Prospero Silver Corp. ("Prospero") is pleased to announce that it has filed its final prospectus with the securities regulatory authorities in British Columbia, Alberta and Ontario in connection with its initial public offering (the "Offering") of 5,142,856 units (the "Units") at a price of $0.35 per Unit for gross proceeds of $1,800,000. Each Unit consists of one common share and one half of one non-transferable common share purchase warrant (a "Warrant"), each whole Warrant entitling the holder thereof to purchase one common share of Prospero for a period of 12 months from closing of the Offering at a price of $0.50 per share. Prospero has applied for the listing of its common shares on the TSX Venture Exchange as a Tier 2 issuer.

Pursuant to an agency agreement, Canaccord Capital Corporation has agreed to act as agent in connection with the Offering and will offer the shares on a commercially reasonable best efforts basis.

A copy of the final prospectus can be viewed on SEDAR (http://www.sedar.com).

About Prospero Silver Corp.

Prospero is a mineral exploration company. The Company currently holds an option to acquire a 100% interest in the Cordero Property, located near San Luis del Cordero in Durango State, Mexico. The Company's principal focus is on the Cordero Property located in Mexico. In addition to the development of the Cordero Property, the further objective is on the discovery and development of new mining projects in Mexico which involve either grass roots exploration or assemblage of land packages on prospective ground.
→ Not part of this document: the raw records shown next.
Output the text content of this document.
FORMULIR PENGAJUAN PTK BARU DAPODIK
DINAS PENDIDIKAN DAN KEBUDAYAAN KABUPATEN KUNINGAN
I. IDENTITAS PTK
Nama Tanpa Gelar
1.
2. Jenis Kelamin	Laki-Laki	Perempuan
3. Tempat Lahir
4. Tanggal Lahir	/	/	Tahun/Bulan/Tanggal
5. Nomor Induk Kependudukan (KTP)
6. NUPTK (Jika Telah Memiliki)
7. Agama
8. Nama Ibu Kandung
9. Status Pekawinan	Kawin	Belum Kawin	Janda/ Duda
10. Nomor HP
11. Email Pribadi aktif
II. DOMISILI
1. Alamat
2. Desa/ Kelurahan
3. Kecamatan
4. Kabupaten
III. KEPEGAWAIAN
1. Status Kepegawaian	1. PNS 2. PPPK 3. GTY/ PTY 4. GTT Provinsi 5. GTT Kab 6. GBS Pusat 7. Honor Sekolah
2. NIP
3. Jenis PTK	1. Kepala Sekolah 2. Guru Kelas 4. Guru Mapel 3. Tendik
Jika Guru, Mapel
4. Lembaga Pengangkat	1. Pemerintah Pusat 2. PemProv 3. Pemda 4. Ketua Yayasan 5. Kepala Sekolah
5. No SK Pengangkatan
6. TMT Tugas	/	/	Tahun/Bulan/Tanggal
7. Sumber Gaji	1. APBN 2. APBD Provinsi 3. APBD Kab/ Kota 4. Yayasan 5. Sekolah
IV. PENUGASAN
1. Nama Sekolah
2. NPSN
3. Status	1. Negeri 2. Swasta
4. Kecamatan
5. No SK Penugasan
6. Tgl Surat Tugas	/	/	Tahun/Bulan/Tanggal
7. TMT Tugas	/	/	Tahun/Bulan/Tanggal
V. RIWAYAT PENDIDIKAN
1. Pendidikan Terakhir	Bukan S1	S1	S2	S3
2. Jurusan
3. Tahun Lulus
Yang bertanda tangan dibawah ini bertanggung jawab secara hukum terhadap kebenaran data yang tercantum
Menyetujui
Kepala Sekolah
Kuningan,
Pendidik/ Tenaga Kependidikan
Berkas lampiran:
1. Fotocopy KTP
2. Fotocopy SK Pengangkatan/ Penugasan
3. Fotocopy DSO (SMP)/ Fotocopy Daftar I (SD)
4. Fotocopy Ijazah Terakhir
For further information please contact Warwick Smith, Vice-President, Corporate Development, at 604-484-4954.

This news release is not an offer of securities for sale or solicitation of an offer of securities for sale in the United States or in any other jurisdiction in which such offer, solicitation or sale would be unlawful. The Company's securities have not been, nor will be, registered under the United States securities Act of 1933, as amended, (the "US Securities Act") or state securities laws and may not be offered or sold in the United States or to US persons absent registration under the US Securities Act and state securities laws or applicable exemptions from the registration requirements of such laws.

The TSX Venture Exchange has not reviewed and does not accept responsibility for the adequacy or accuracy of this release.